The general population samples are drawn from the TwinsUK, a registry of 12,000 twins, and the Avon Longitudinal Study of Parents and Children, which tracks 14,000 mothers who enrolled while pregnant in 1991 and 1992, and their offspring. Both of these groups have been extensively characterized, allowing researchers to compare the genetics of people with similar traits.

UK10K is funded by a £10.5 million grant, about $16.5 million, from the Wellcome Trust. Results will be freely available to researchers through the European Genome-phenome Archive beginning in summer 2012, says Aarno Palotie, professor at the Wellcome Trust Sanger Institute and co-chair of the neurodevelopmental arm of the project, which will focus on individuals with schizophrenia or autism.

Outlying areas:

Of a planned total of 878 autism samples, Palotie says about 400 have been sequenced so far. The samples will include 20 extended families with multiple cases of the disorder, and another 100 trios — parents and children — in which the child is severely affected

“The project is very exciting in terms of scale and ambition,” says David Porteous, chair of human molecular genetics and medicine at the University of Edinburgh in Scotland. Porteous is not involved with the project, although some of his collaborators have contributed samples to the schizophrenia set.

“The big focus on neurodevelopmental disorders is particularly astute,” Porteous says. “The inclusion of a large number of rare clinical disorders alongside cognitive impairment and schizophrenia offers a good possibility that interesting biological pathways will be revealed.”

Most of the samples will come from England, Ireland, Scotland and Wales, but about one-fifth will be drawn from Kuusamo, an isolated region in central Finland. Settled by some 40 families in the 17th century and with negligible immigration since then, the region is a prime genetic ‘bottleneck,’ an area in which rare or low-frequency variants might crop up more often than in more genetically diverse populations.

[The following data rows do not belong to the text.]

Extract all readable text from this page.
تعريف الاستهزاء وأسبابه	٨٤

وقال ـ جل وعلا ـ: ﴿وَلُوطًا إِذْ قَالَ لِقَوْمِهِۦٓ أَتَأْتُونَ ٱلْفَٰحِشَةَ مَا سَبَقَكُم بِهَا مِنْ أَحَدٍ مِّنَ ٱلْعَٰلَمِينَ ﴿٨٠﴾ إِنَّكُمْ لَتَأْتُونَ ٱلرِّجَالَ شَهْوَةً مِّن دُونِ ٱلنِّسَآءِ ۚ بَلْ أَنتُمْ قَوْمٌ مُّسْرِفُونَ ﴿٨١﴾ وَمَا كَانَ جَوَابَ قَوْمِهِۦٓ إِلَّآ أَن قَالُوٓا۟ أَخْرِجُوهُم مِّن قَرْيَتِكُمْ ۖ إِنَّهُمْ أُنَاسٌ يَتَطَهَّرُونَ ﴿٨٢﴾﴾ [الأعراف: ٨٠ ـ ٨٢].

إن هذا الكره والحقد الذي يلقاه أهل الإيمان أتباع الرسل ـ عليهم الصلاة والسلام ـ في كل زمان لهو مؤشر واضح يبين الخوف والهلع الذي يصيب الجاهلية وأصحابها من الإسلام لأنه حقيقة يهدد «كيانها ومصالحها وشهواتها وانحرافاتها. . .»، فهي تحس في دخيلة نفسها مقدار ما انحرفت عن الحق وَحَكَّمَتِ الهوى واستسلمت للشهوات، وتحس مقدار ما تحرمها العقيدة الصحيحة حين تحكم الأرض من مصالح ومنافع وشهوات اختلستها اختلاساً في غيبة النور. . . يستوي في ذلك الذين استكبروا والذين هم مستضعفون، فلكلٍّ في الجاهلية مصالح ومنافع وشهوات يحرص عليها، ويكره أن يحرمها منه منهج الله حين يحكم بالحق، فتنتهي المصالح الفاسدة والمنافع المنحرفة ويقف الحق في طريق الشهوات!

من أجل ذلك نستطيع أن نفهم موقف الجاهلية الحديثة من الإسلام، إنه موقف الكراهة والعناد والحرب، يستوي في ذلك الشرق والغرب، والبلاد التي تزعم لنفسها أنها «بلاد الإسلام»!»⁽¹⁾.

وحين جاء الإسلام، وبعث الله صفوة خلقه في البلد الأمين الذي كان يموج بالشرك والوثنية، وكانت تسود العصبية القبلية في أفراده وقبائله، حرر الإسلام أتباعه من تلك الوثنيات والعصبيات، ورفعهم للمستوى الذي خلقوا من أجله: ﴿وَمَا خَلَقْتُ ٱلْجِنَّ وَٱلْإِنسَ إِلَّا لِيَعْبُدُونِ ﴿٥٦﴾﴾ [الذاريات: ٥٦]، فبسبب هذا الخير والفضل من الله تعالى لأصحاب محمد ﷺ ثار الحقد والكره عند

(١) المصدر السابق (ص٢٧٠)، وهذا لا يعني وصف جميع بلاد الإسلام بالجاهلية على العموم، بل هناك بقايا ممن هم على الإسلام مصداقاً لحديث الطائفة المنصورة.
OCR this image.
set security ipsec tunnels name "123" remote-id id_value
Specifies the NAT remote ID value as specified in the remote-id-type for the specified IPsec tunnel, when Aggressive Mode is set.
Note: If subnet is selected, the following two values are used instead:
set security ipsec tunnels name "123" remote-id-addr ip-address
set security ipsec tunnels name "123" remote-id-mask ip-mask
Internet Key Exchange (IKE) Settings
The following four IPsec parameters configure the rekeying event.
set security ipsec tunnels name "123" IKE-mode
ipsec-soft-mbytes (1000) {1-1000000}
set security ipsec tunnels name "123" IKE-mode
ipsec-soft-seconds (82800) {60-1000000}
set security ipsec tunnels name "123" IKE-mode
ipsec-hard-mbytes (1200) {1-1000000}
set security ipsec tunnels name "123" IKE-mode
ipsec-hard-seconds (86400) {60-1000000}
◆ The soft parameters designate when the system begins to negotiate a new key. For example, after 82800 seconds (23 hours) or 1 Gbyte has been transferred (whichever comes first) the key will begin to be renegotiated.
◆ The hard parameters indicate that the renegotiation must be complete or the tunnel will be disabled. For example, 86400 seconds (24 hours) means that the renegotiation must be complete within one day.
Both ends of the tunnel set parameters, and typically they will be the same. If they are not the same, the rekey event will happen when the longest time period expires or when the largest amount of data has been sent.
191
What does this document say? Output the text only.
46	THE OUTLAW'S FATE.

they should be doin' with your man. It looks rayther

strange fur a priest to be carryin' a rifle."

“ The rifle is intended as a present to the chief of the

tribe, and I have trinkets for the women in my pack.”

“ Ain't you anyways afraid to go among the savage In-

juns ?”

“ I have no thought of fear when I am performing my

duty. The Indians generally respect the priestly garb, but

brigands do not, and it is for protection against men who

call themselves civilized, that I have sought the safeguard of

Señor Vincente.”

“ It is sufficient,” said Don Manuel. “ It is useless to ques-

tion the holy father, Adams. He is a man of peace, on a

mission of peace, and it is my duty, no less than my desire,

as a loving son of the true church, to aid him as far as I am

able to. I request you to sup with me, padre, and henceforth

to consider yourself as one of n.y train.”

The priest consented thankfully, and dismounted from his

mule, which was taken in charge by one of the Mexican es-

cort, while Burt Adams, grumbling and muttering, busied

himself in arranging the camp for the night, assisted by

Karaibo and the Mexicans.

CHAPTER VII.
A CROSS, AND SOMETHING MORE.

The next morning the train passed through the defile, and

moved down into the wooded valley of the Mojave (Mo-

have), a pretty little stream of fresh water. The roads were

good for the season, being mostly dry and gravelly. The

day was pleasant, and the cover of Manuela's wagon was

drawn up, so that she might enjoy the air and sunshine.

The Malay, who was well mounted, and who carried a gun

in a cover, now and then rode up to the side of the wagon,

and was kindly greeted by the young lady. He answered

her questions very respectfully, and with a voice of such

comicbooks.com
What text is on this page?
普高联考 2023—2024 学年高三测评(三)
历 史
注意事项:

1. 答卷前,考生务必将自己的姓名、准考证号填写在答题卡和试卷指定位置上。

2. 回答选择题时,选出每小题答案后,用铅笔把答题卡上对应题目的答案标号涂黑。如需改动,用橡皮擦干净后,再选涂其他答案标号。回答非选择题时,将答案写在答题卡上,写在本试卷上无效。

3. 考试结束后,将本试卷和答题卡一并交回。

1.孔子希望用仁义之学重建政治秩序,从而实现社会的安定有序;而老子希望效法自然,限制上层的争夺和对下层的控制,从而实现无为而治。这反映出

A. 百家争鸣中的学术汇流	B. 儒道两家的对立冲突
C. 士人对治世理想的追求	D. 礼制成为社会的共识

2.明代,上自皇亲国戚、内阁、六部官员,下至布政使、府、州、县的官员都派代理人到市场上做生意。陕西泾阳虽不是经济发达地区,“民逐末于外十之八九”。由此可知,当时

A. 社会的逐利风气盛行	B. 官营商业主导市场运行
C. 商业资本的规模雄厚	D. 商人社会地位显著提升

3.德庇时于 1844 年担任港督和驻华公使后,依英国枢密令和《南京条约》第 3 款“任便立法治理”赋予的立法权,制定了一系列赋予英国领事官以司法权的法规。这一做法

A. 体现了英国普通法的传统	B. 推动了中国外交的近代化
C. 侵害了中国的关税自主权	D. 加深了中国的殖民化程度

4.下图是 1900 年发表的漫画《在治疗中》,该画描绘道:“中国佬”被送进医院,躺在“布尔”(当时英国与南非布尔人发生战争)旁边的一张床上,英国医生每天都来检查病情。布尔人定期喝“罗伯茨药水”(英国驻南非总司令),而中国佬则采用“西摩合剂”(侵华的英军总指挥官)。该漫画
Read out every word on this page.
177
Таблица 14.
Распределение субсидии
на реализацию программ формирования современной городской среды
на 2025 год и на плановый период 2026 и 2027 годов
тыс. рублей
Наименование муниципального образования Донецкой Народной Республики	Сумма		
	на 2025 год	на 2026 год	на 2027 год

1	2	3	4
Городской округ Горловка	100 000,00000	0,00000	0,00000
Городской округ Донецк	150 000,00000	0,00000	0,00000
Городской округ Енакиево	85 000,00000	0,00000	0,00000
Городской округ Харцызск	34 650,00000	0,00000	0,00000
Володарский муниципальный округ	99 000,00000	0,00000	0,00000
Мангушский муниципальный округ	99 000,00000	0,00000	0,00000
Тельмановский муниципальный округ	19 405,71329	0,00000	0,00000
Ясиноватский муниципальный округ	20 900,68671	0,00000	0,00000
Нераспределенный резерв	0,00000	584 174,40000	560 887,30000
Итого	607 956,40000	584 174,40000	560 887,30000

Schizophrenia is two to three times more prevalent there than in other parts of Finland, says Palotie. “There also seems to be evidence of more cognitive impairment there,” he says, either in combination with autism or independent of the disorder.

In late 2009, when the UK10K team was deciding which diseases and disorders to focus on, whole-exome sequencing for neurodevelopmental disorders was in its infancy.

“In the very early phases of the project, we thought that neurodevelopmental disorders were an area that was untapped and not terribly developed,” Palotie says. “We thought that there must be a way to crack those neurodevelopmental traits, which was quite ambitious at the time, as the track record wasn’t that great.”

As a result, the researchers selected obesity and neurodevelopmental disorders as the first two targets for the exome sequencing portion of the study.

Just two years later, “we are in a very exciting phase,” Palotie says. “We are in a new era of evidence for true genetic loci linked to these traits.”